BP reports highest profits since 2023 off the back of Iran war
Oil and gas giant BP has reported its highest quarterly profit since 2023 in its latest trading update, as the group capitalised on rising oil prices sparked by the ongoing conflict in the Middle East.
In its first results since the war in Iran broke out in February, BP reported a surge in profits to $3.2bn (£2.3bn) in the first financial quarter, up from $1.3bn the prior year.
This also surpassed analyst expectations of $2.7bn.
The group credited the surge to rocketing oil prices, stating it reflected “exceptional oil trading” in addition to “seasonal inventory builds”.
The board announced a dividend of 8.3 cents per ordinary share and plans to reduce its hybrid bond financing by roughly $4.3bn.
Brent crude surge
Brent crude, the global benchmark for oil, has soared since early March as attacks across the gulf led to the effective closure of the Strait of Hormuz, which transports a fifth of the world’s oil, while plants and ports across the region have been damaged.
Brent is currently hovering around $110.2 after a 1.8 per cent rise in early morning trading.
The results are the first under chief executive Meg O’Neill, who took over from Murray Auchincloss at the beginning of April, who left after less than two years in the role.
O’Neill admitted joining at a time when “our industry is operating in an environment of conflict and complexity.
But she acknowledged that BP had been working with customers and governments to “minimise disruption and the impact it can have on people’s lives”.
Elsewhere, net debt jumped to $25.3bn from $22.2bn at the end of last year, primarily driven by lower operating cash flow.

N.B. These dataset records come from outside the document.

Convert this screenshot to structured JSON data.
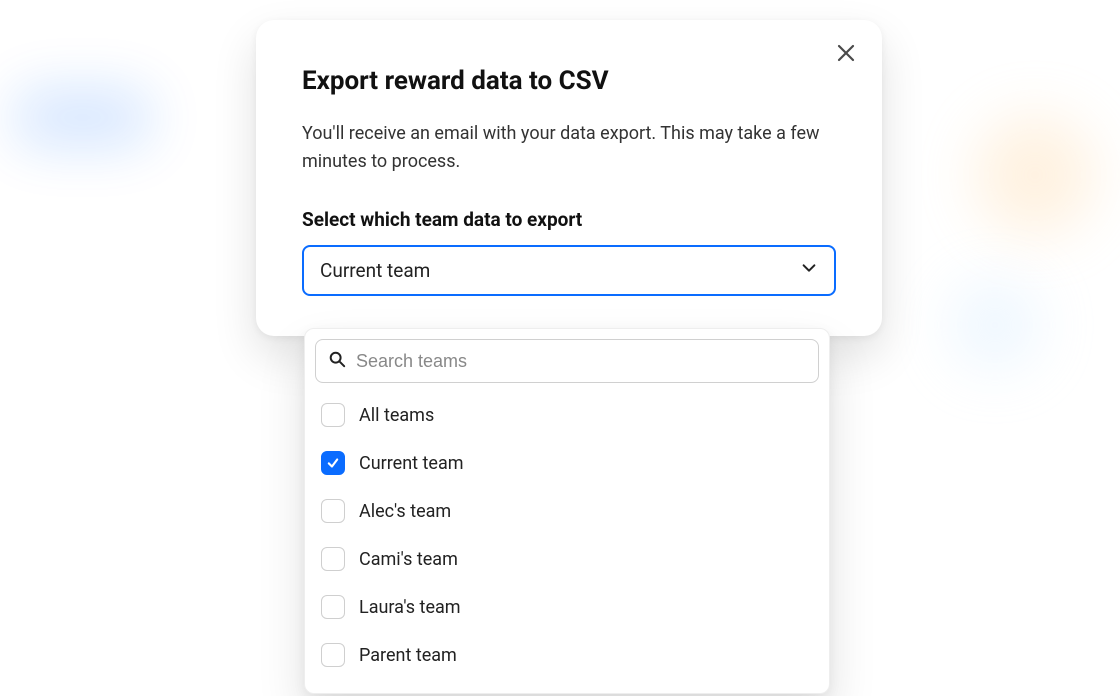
{
  "modal": {
    "title": "Export reward data to CSV",
    "description": "You'll receive an email with your data export. This may take a few minutes to process.",
    "section_label": "Select which team data to export",
    "select_value": "Current team"
  },
  "dropdown": {
    "search_placeholder": "Search teams",
    "options": [
      {
        "label": "All teams",
        "checked": false
      },
      {
        "label": "Current team",
        "checked": true
      },
      {
        "label": "Alec's team",
        "checked": false
      },
      {
        "label": "Cami's team",
        "checked": false
      },
      {
        "label": "Laura's team",
        "checked": false
      },
      {
        "label": "Parent team",
        "checked": false
      }
    ]
  },
  "colors": {
    "accent": "#0a6cff"
  }
}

Cash flow dipped to $2.9bn, reflecting the costs of longer shipping routes, caused by closure of the strait, and rising prices.
Duncan Ferris, investment writer at Freetrade, said: “In February, BP announced it was halting share buybacks as weak oil prices hurt profitability. How times change.
“The firm has been among the best-performing supermajors since the escalation of conflict in Iran. Higher oil prices, and the opportunities they offer to the company’s traders, have breathed life into a stock battered by faltering low-carbon projects and investor unrest.
“However, disruption in the Middle East is weighing on the company’s production outlook, and the business acknowledged that margins and volumes remain sensitive.”
Production and taxes
The group’s upstream plant reliability, which is responsible for finding and extracting raw oil and gas, improved slightly to 95.7 per cent to 95.4 per cent.
This was after “higher production in the Gulf of America” was offset by the “impact of disruption in the Middle East and North Sea divestment” at the end of last year.
Its customer and products business, including its refineries and distribution networks, also saw its reliability inch up to 96.3 per cent from 96 per cent.
Fossil fuel producers are also still subject to a windfall tax, dubbed the energy profits levy, imposed in the wake of Russia’s invasion of Ukraine, which led to some companies having record profits.